Of course, right now I think I know exactly the type of agency I’d like to be working for. It’d have to be Blue Ant, William Gibson’s fictional “high-speed, low-drag life-form in an advertising ecology of lumbering herbivores.”
Any agency that can be associated with a magazine both influential and non-existent is of course guaranteed to appeal to me (long story…)
But that’s for the future, and to paraphrase Gibson writing elsewhere, if that future’s here then it hasn’t been distributed in my direction yet.
The phrase I keep coming back to is Bob Greenberg’s line for his deeply admirable agency R/GA – “The agency for the digital age.” It’s a line I’d love to appropriate, and in fact I’m toying with exactly that right now.
Why?
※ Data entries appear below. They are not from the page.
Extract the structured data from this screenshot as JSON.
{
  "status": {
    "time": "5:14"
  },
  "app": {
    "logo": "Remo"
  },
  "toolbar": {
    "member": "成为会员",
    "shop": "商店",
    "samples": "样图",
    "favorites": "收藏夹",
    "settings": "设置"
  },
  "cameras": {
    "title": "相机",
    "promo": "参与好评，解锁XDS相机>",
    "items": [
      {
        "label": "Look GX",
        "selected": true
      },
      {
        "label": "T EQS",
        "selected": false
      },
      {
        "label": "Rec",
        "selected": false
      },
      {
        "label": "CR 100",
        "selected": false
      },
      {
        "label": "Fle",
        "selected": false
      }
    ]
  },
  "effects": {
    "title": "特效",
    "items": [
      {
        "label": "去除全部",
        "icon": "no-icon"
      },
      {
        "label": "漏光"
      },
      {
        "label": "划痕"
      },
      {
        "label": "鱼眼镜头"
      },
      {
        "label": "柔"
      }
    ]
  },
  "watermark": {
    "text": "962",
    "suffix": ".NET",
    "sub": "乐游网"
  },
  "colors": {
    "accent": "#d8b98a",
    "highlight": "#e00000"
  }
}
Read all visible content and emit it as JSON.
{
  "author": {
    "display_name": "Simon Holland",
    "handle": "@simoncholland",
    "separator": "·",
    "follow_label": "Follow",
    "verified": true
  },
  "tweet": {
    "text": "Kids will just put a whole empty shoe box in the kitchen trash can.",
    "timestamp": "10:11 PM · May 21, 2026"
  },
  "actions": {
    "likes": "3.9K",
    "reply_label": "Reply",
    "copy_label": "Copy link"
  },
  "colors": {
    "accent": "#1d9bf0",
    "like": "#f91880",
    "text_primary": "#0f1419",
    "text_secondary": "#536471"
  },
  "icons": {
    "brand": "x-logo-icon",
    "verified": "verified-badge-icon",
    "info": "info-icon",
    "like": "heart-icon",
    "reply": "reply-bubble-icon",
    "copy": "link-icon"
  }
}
Because “We’re not an agency, we’re an agency for the digital age” is a line I’m hearing more regularly from mouths that aren’t just R/GA’s and I think that as a rallying call for enhanced definition it should be more widely adopted.
But how to move the term from 21st century advertising shibboleth to a clear positioning in reality?
Obviously, sitting as a media neutral lead agency at the heart of any communication – digital or not – has got to be part of this. Look at the work of CP+B in the US or at a lot of the work that AKQA does (for Nike in particular) in the UK. Look at the way that a digital agency such as Glue can make it to the shortlist stage for a major “traditional” advertising brief, or the way that traditional offline agencies are rushing into a second digital renaissance.
But then there’s surely more to it than just the development of campaign communications ideas appropriate for this maturing “digital age.” There’s a need for a robust technical development capability. A need for deep understanding the measurement and metrics necessary to drive success. A need for “getting” the nuts and bolts of e-commerce as well as you get the rich media technologies that contribute to immersive brand experiences online.
So, you can’t be quite as small as Blue Ant’s rhetoric suggests (“Relatively tiny in terms of permanent staff, globally distributed, more post-geographic than multinational…”)
More than anything though, “an agency for the digital age” needs to be one that gets back to the earlier less buttoned-down thinking of the likes of Ogilvy and Bernbach. An agency whose role is to solve clients’ problems. And if these solutions, as an output of informed analysis, require the design and development of new products and services rather than just communications then this is what the agency needs to be able to deliver.
The ‘lumbering herbivores’ heading for extinction are those who either can’t see this or who just don’t have the skills to deliver on the promise.
So – want to join the “agencies for the digital age” party? Go for it – be unashamed about taking up the tag line, as long as it helps you crystallise what you need to do to get there.